When you log on to a hardware security module (HSM) using hsm_mgmt_tool, your identity determines which commands you can run. HSM supports three user types — CO, CU, and AU — each with a distinct set of permissions.
HSM user types
CO
A crypto officer (CO) manages HSM configuration and user accounts. COs can create and delete users, create and delete keys, and configure HSM parameters.
CU
A crypto user (CU) performs cryptographic operations. For example, a CU can encrypt and decrypt data, and create and manage certificates.
AU
An appliance user (AU) performs cluster-level maintenance.
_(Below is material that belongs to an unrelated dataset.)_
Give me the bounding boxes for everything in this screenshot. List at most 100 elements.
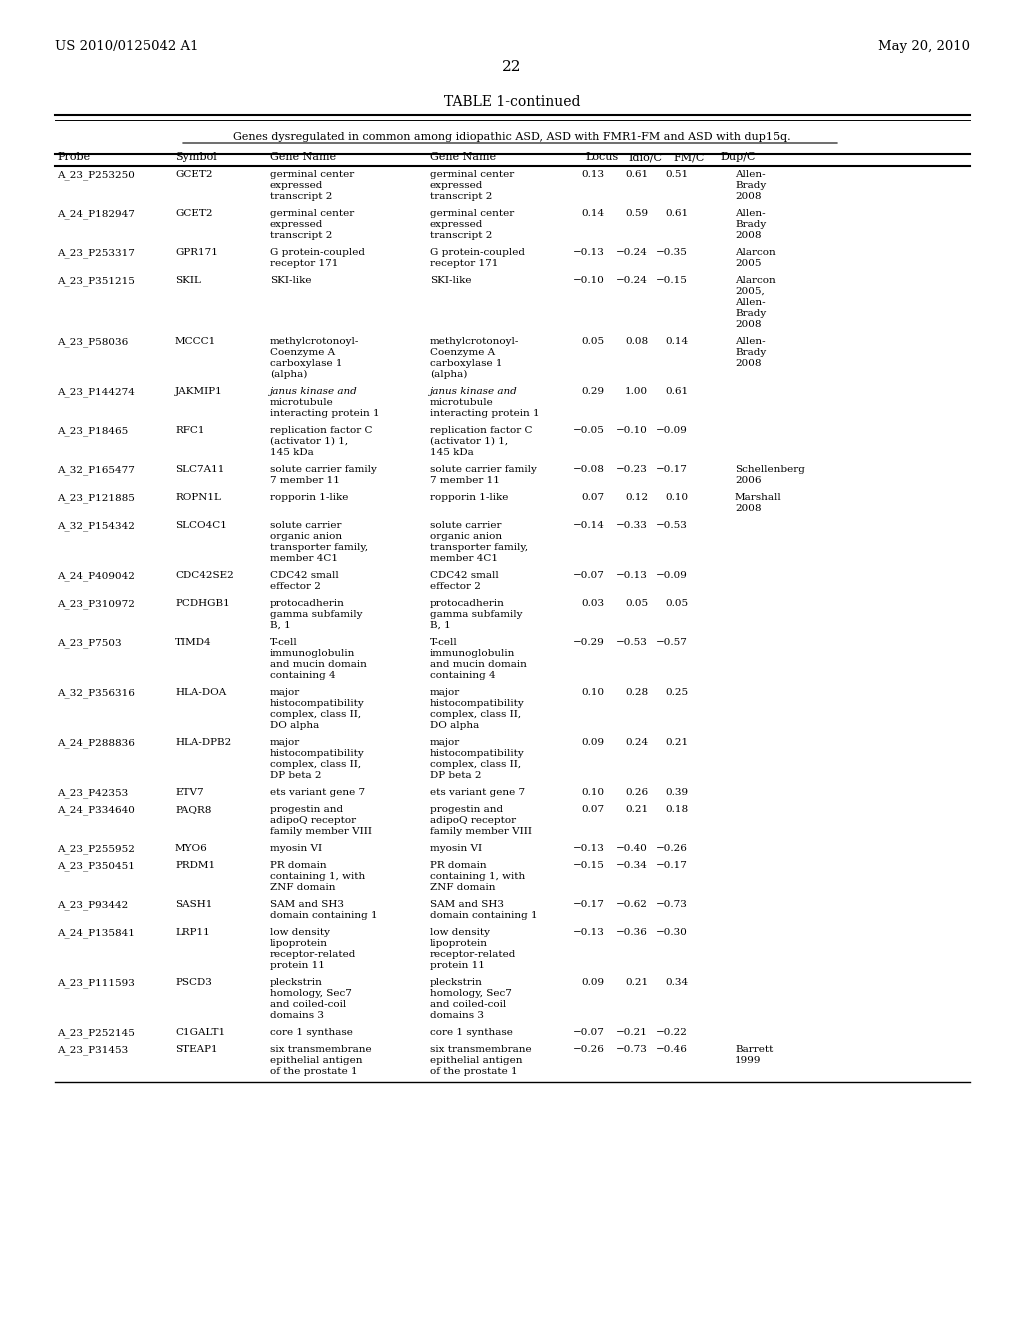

AUs can clone and synchronize HSMs within a cluster.
Permissions of HSM users
| Command | CO | CU | AU | Unauthorized user |
|---|---|---|---|---|
changePswd | Yes | Yes (own password only) | No | No |
createUser | Yes | No | No | No |
deleteUser | Yes | No | No | No |
findAllKeys | Yes | No | Yes | No |
getAttribute | No | Yes | No | No |
getCert | Yes | Yes | Yes | No |
getCertReq | Yes | Yes | Yes | No |
getHSMInfo | Yes | Yes | Yes | Yes |
getKeyInfo | No | Yes | No | No |
info | Yes | Yes | Yes | Yes |
listAttributes | Yes | Yes | Yes | Yes |
listUsers | Yes | Yes | Yes | Yes |
loginHSM | No | No | No | Yes |
logoutHSM | Yes | Yes | Yes | No |
server | Yes | Yes | Yes | No |
setAttribute | No | Yes | No | No |
quit | Yes | Yes | Yes | Yes |
shareKey | No | Yes | No | No |
storeCert | Yes | No | No | No |
Troubleshooting permission errors
If a command fails with either of the following errors, the current user identity does not have permission to run that command:
HSM Error: No user is logged in to do this operationHSM Error: The current logged in user is not authorized to do this operation
Log in with an identity that has the required permission, or contact a CO to adjust user permissions.